La tempête montre que l’État britannique ne peut pas faire face au chaos climatique

La tempête Bert a frappé la Grande-Bretagne. Mais une grande partie de la dévastation aurait pu être évitée

Manifestation climatique à Londres

La tempête Bert a frappé la Grande-Bretagne avec de fortes pluies, des chutes de neige et des vents violents la semaine dernière, ce qui constitue la dernière catastrophe climatique dévastatrice. Plusieurs personnes sont mortes, dont une personne dont la voiture a été heurtée par un arbre près de Winchester et un homme dont la voiture est entrée dans les eaux de crue.

L’infrastructure ferroviaire britannique défaillante est paralysée et incapable de faire face. Même après la tempête, South Western Rail a conseillé lundi aux gens de ne pas essayer de voyager sur aucun de ses itinéraires après l'inondation des gares.

À Pontypridd, dans le sud du Pays de Galles, près d'un mois de pluie est tombé en moins de 48 heures et les habitants ont été confrontés à des inondations après le débordement de la rivière Taff.

Les habitants sont mécontents du fait qu'il n'y ait qu'un avertissement météo jaune mis en place et que les leçons n'aient pas été tirées des catastrophes précédentes telles que la tempête Dennis en 2020.

Les gens ont dû quitter leur domicile en février 2020 et n'ont pas pu y retourner avant Noël de cette année-là.

Le premier ministre du Pays de Galles, Eluned Morgan, a déclaré dimanche dernier qu'il y avait des préparatifs. « Mais quand on reçoit le genre de pluie énorme que nous avons eu ces derniers jours – et elle continue de tomber – alors nous devons reconnaître que cela va être difficile », a-t-elle déclaré.

Elle a ajouté que le changement climatique « fait clairement une différence dans la gravité et la fréquence de ces événements météorologiques ».
Le comté de Rhondda Cynon Taf contient des centaines de décharges de charbon désaffectées. Ces tas de matériaux miniers abandonnés constituent un risque pour la sécurité.

Depuis des décennies, les habitants réclament davantage de financement et une législation pour forcer les propriétaires fonciers privés à assurer leur sécurité.
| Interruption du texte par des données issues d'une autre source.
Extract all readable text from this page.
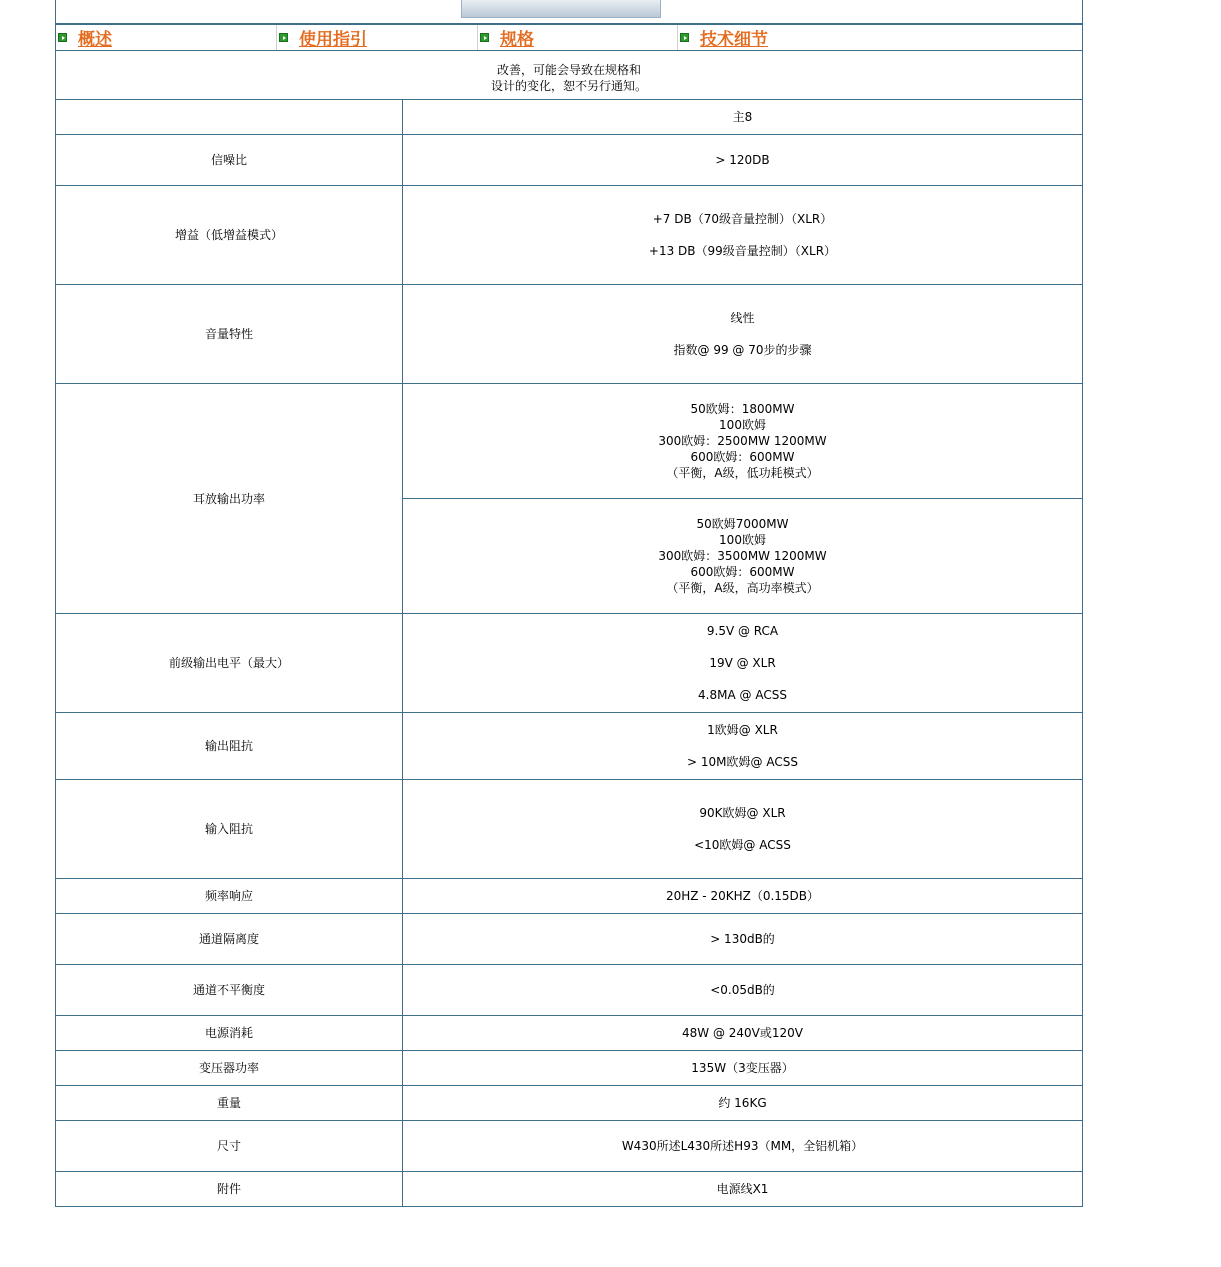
概述	使用指引	规格	技术细节
改善，可能会导致在规格和
设计的变化，恕不另行通知。	

	主8
信噪比	> 120DB
增益（低增益模式）	+7 DB（70级音量控制）（XLR）
+13 DB（99级音量控制）（XLR）

音量特性	线性
指数@ 99 @ 70步的步骤

耳放输出功率	50欧姆：1800MW
100欧姆
300欧姆：2500MW 1200MW
600欧姆：600MW
（平衡，A级，低功耗模式）

	50欧姆7000MW
100欧姆
300欧姆：3500MW 1200MW
600欧姆：600MW
（平衡，A级，高功率模式）

前级输出电平（最大）	9.5V @ RCA
19V @ XLR
4.8MA @ ACSS

输出阻抗	1欧姆@ XLR
> 10M欧姆@ ACSS

输入阻抗	90K欧姆@ XLR
<10欧姆@ ACSS

频率响应	20HZ - 20KHZ（0.15DB）
通道隔离度	> 130dB的
通道不平衡度	<0.05dB的
电源消耗	48W @ 240V或120V
变压器功率	135W（3变压器）
重量	约 16KG
尺寸	W430所述L430所述H93（MM，全铝机箱）
附件	电源线X1
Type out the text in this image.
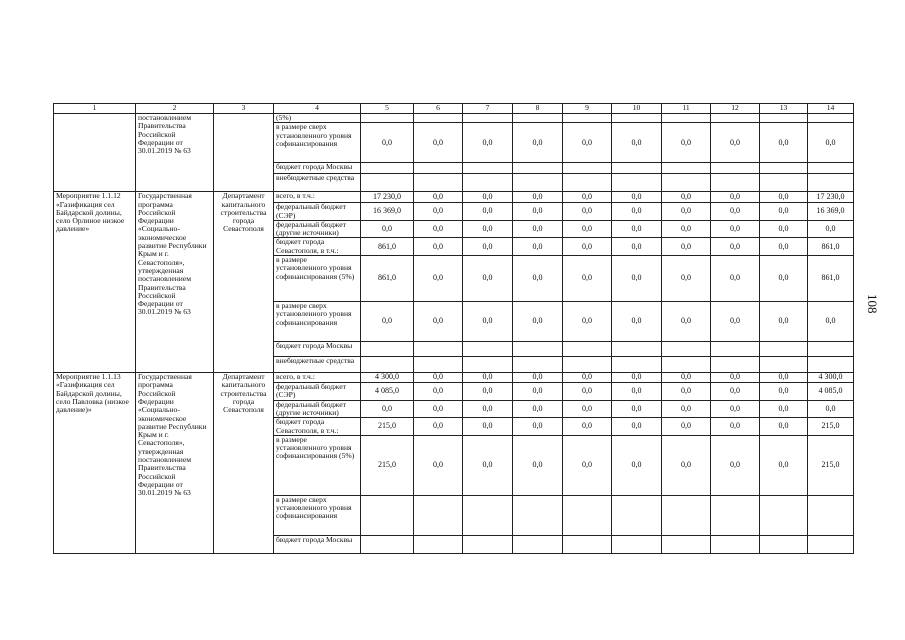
1	2	3	4	5	6	7	8	9	10	11	12	13	14
	постановлением Правительства Российской Федерации от 30.01.2019 № 63		(5%)										
			в размере сверх установленного уровня софинансирования	0,0	0,0	0,0	0,0	0,0	0,0	0,0	0,0	0,0	0,0
			бюджет города Москвы										
			внебюджетные средства										
Мероприятие 1.1.12 «Газификация сел Байдарской долины, село Орлиное низкое давление»	Государственная программа Российской Федерации «Социально-экономическое развитие Республики Крым и г. Севастополя», утвержденная постановлением Правительства Российской Федерации от 30.01.2019 № 63	Департамент капитального строительства города Севастополя	всего, в т.ч.:	17 230,0	0,0	0,0	0,0	0,0	0,0	0,0	0,0	0,0	17 230,0
			федеральный бюджет (СЭР)	16 369,0	0,0	0,0	0,0	0,0	0,0	0,0	0,0	0,0	16 369,0
			федеральный бюджет (другие источники)	0,0	0,0	0,0	0,0	0,0	0,0	0,0	0,0	0,0	0,0
			бюджет города Севастополя, в т.ч.:	861,0	0,0	0,0	0,0	0,0	0,0	0,0	0,0	0,0	861,0
			в размере установленного уровня софинансирования (5%)	861,0	0,0	0,0	0,0	0,0	0,0	0,0	0,0	0,0	861,0
			в размере сверх установленного уровня софинансирования	0,0	0,0	0,0	0,0	0,0	0,0	0,0	0,0	0,0	0,0
			бюджет города Москвы										
			внебюджетные средства										
Мероприятие 1.1.13 «Газификация сел Байдарской долины, село Павловка (низкое давление)»	Государственная программа Российской Федерации «Социально-экономическое развитие Республики Крым и г. Севастополя», утвержденная постановлением Правительства Российской Федерации от 30.01.2019 № 63	Департамент капитального строительства города Севастополя	всего, в т.ч.:	4 300,0	0,0	0,0	0,0	0,0	0,0	0,0	0,0	0,0	4 300,0
			федеральный бюджет (СЭР)	4 085,0	0,0	0,0	0,0	0,0	0,0	0,0	0,0	0,0	4 085,0
			федеральный бюджет (другие источники)	0,0	0,0	0,0	0,0	0,0	0,0	0,0	0,0	0,0	0,0
			бюджет города Севастополя, в т.ч.:	215,0	0,0	0,0	0,0	0,0	0,0	0,0	0,0	0,0	215,0
			в размере установленного уровня софинансирования (5%)	215,0	0,0	0,0	0,0	0,0	0,0	0,0	0,0	0,0	215,0
			в размере сверх установленного уровня софинансирования										
			бюджет города Москвы										
108
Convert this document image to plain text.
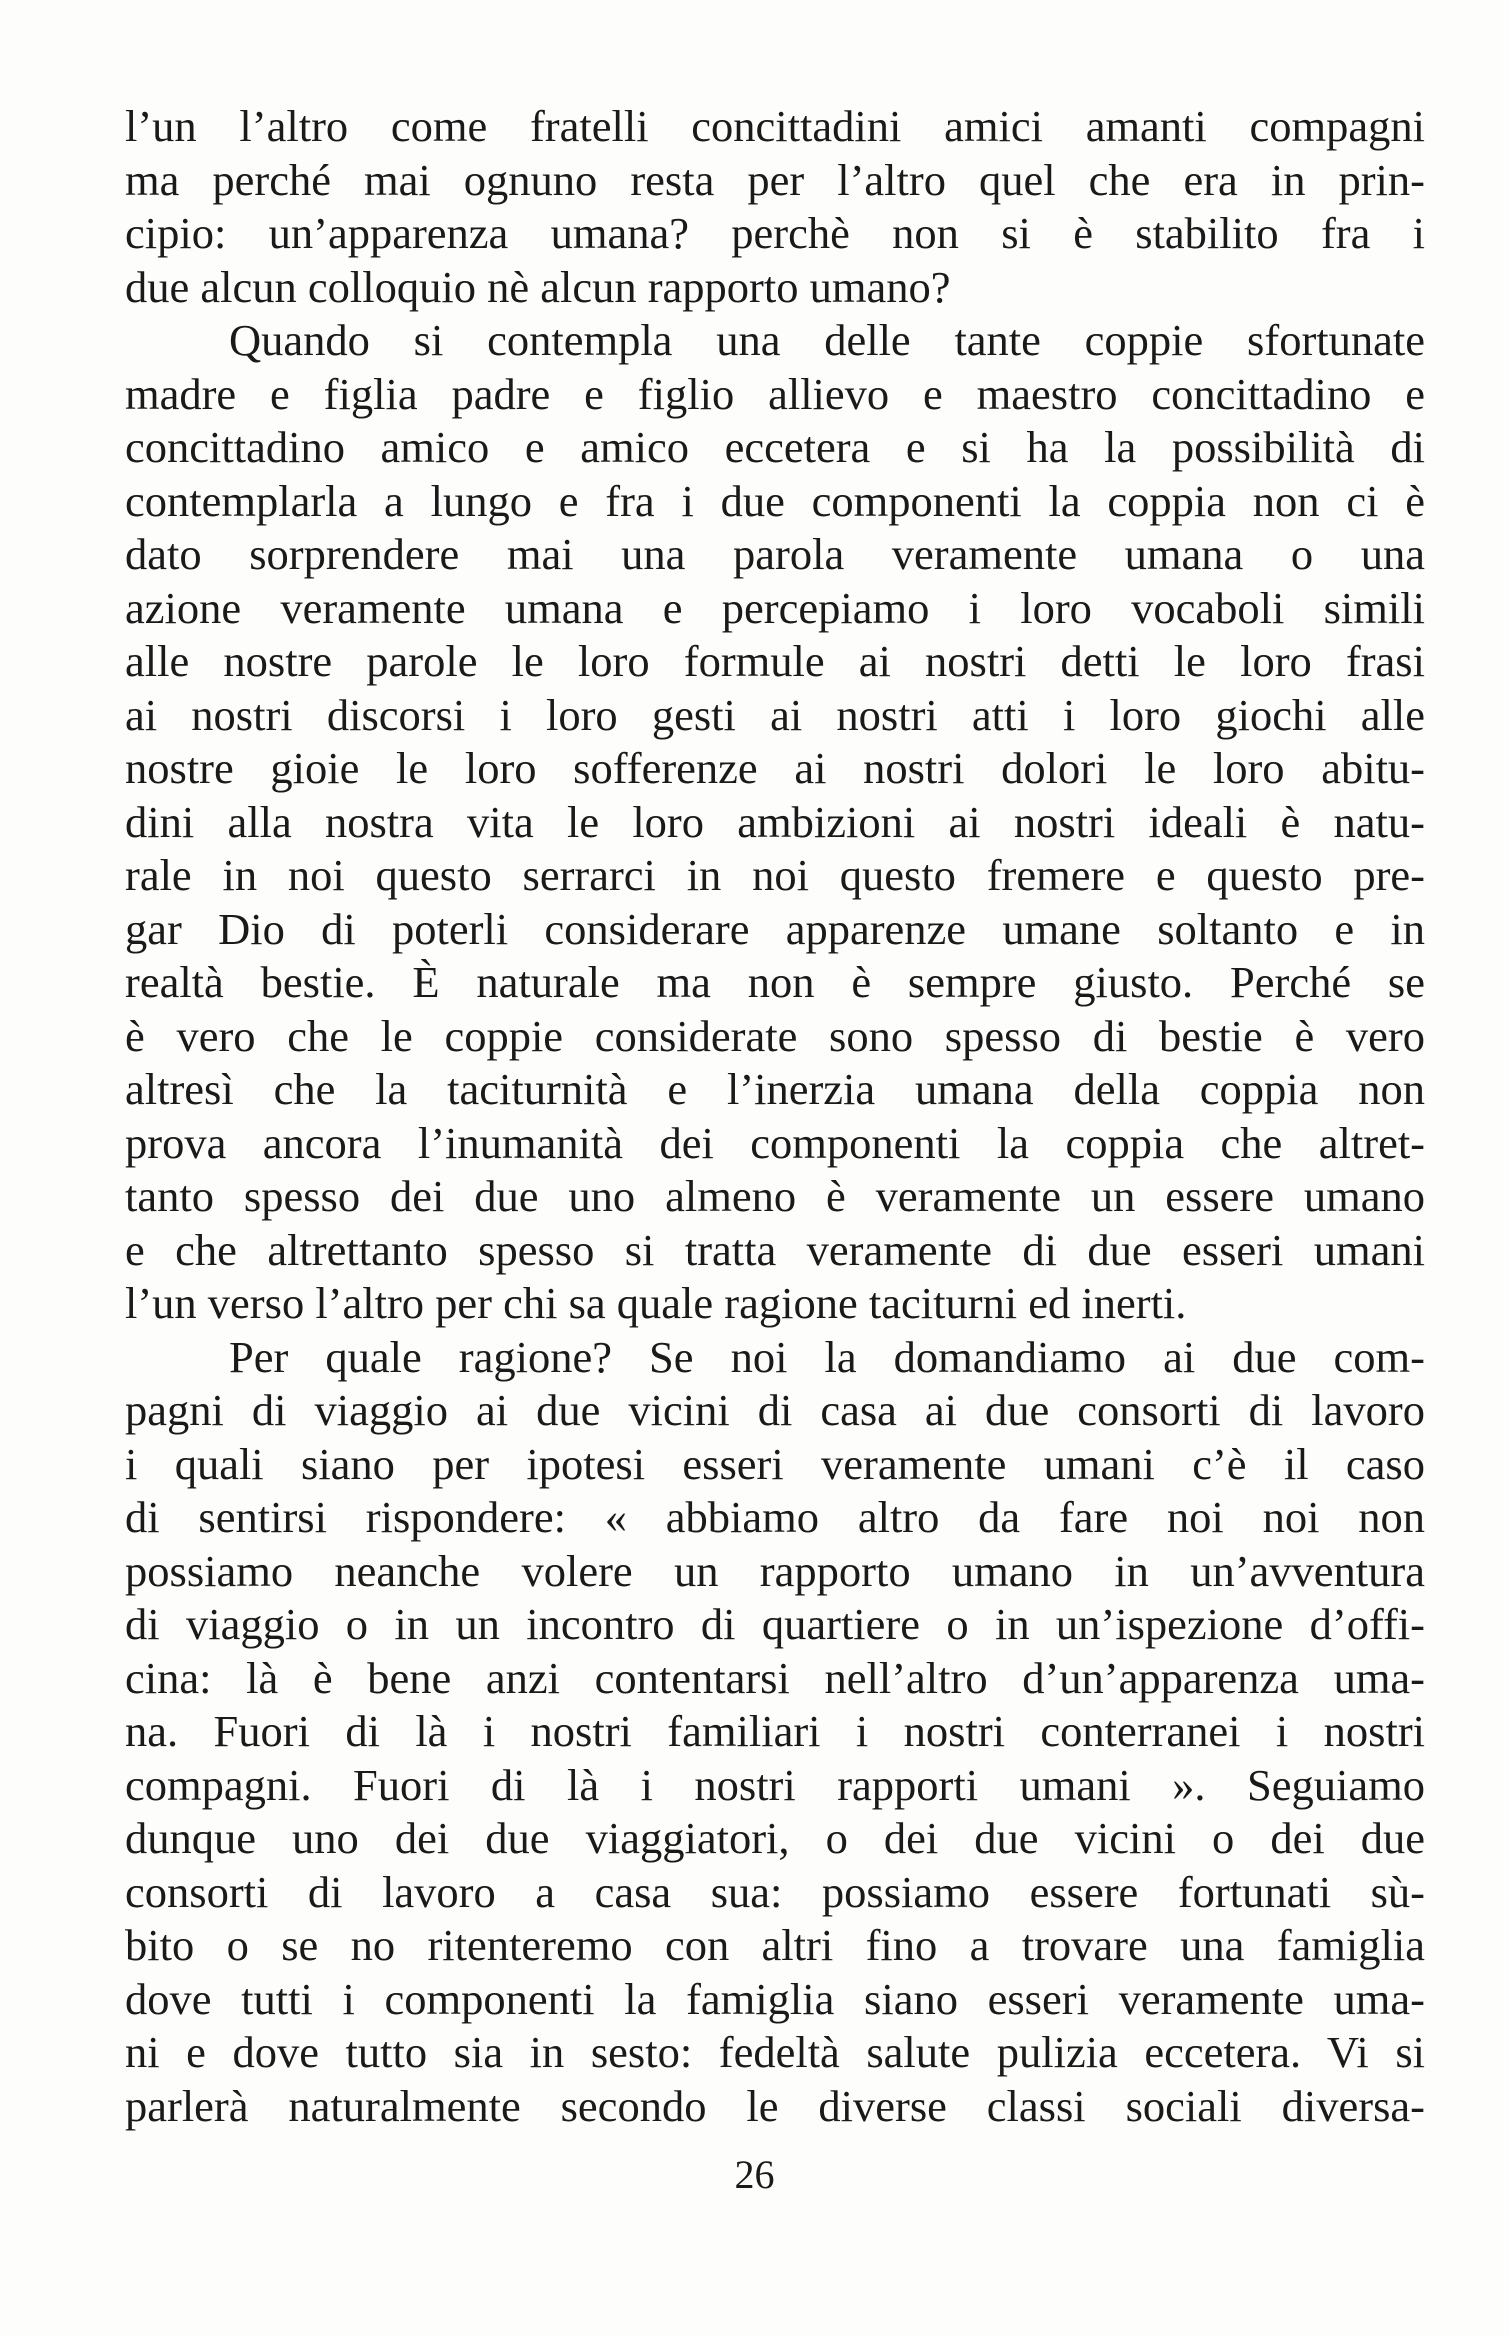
l’un l’altro come fratelli concittadini amici amanti compagni
ma perché mai ognuno resta per l’altro quel che era in prin-
cipio: un’apparenza umana? perchè non si è stabilito fra i
due alcun colloquio nè alcun rapporto umano?
Quando si contempla una delle tante coppie sfortunate
madre e figlia padre e figlio allievo e maestro concittadino e
concittadino amico e amico eccetera e si ha la possibilità di
contemplarla a lungo e fra i due componenti la coppia non ci è
dato sorprendere mai una parola veramente umana o una
azione veramente umana e percepiamo i loro vocaboli simili
alle nostre parole le loro formule ai nostri detti le loro frasi
ai nostri discorsi i loro gesti ai nostri atti i loro giochi alle
nostre gioie le loro sofferenze ai nostri dolori le loro abitu-
dini alla nostra vita le loro ambizioni ai nostri ideali è natu-
rale in noi questo serrarci in noi questo fremere e questo pre-
gar Dio di poterli considerare apparenze umane soltanto e in
realtà bestie. È naturale ma non è sempre giusto. Perché se
è vero che le coppie considerate sono spesso di bestie è vero
altresì che la taciturnità e l’inerzia umana della coppia non
prova ancora l’inumanità dei componenti la coppia che altret-
tanto spesso dei due uno almeno è veramente un essere umano
e che altrettanto spesso si tratta veramente di due esseri umani
l’un verso l’altro per chi sa quale ragione taciturni ed inerti.
Per quale ragione? Se noi la domandiamo ai due com-
pagni di viaggio ai due vicini di casa ai due consorti di lavoro
i quali siano per ipotesi esseri veramente umani c’è il caso
di sentirsi rispondere: « abbiamo altro da fare noi noi non
possiamo neanche volere un rapporto umano in un’avventura
di viaggio o in un incontro di quartiere o in un’ispezione d’offi-
cina: là è bene anzi contentarsi nell’altro d’un’apparenza uma-
na. Fuori di là i nostri familiari i nostri conterranei i nostri
compagni. Fuori di là i nostri rapporti umani ». Seguiamo
dunque uno dei due viaggiatori, o dei due vicini o dei due
consorti di lavoro a casa sua: possiamo essere fortunati sù-
bito o se no ritenteremo con altri fino a trovare una famiglia
dove tutti i componenti la famiglia siano esseri veramente uma-
ni e dove tutto sia in sesto: fedeltà salute pulizia eccetera. Vi si
parlerà naturalmente secondo le diverse classi sociali diversa-
26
Au cours du week-end, des maisons de l'ancien village minier de Cymtillery, dans le sud du Pays de Galles, ont dû être évacuées après qu'un glissement de terrain ait inondé les rues de boue.

À Llanarmon Dyffryn Ceirog, près de Llangollen, dix personnes ont été secourues d'une maison à la suite d'un glissement de terrain.
Cela soulève la perspective terrifiante qu’un effondrement d’une mine de charbon pourrait conduire à une tragédie. Et les habitants du sud du Pays de Galles ne seront que trop conscients des risques.

Beaucoup se souviennent de la catastrophe d'Aberfan en 1966, où 116 enfants et 28 adultes ont été tués par l'effondrement d'une mine de charbon après de fortes pluies. Le National Coal Board a été reconnu responsable, mais il n'a fait l'objet d'aucune sanction ni accusation criminelle.

Delyth Jewell, porte-parole du groupe nationaliste gallois Plaid Cymru sur le changement climatique, a déclaré : « Les décharges de charbon sont l'héritage de la façon dont nos communautés ont été exploitées – nos vallées n'auraient jamais dû en être aux prises avec elles. »

Un climat plus chaud signifie plus d'humidité dans l'air et peut entraîner des pluies plus abondantes : l'hiver dernier a été le deuxième plus humide jamais enregistré en Grande-Bretagne.

L’exploitation du charbon contribue toujours à la crise climatique. Mais tandis que les patrons du charbon en profitaient, les communautés minières se retrouvaient confrontées à des conséquences mortelles.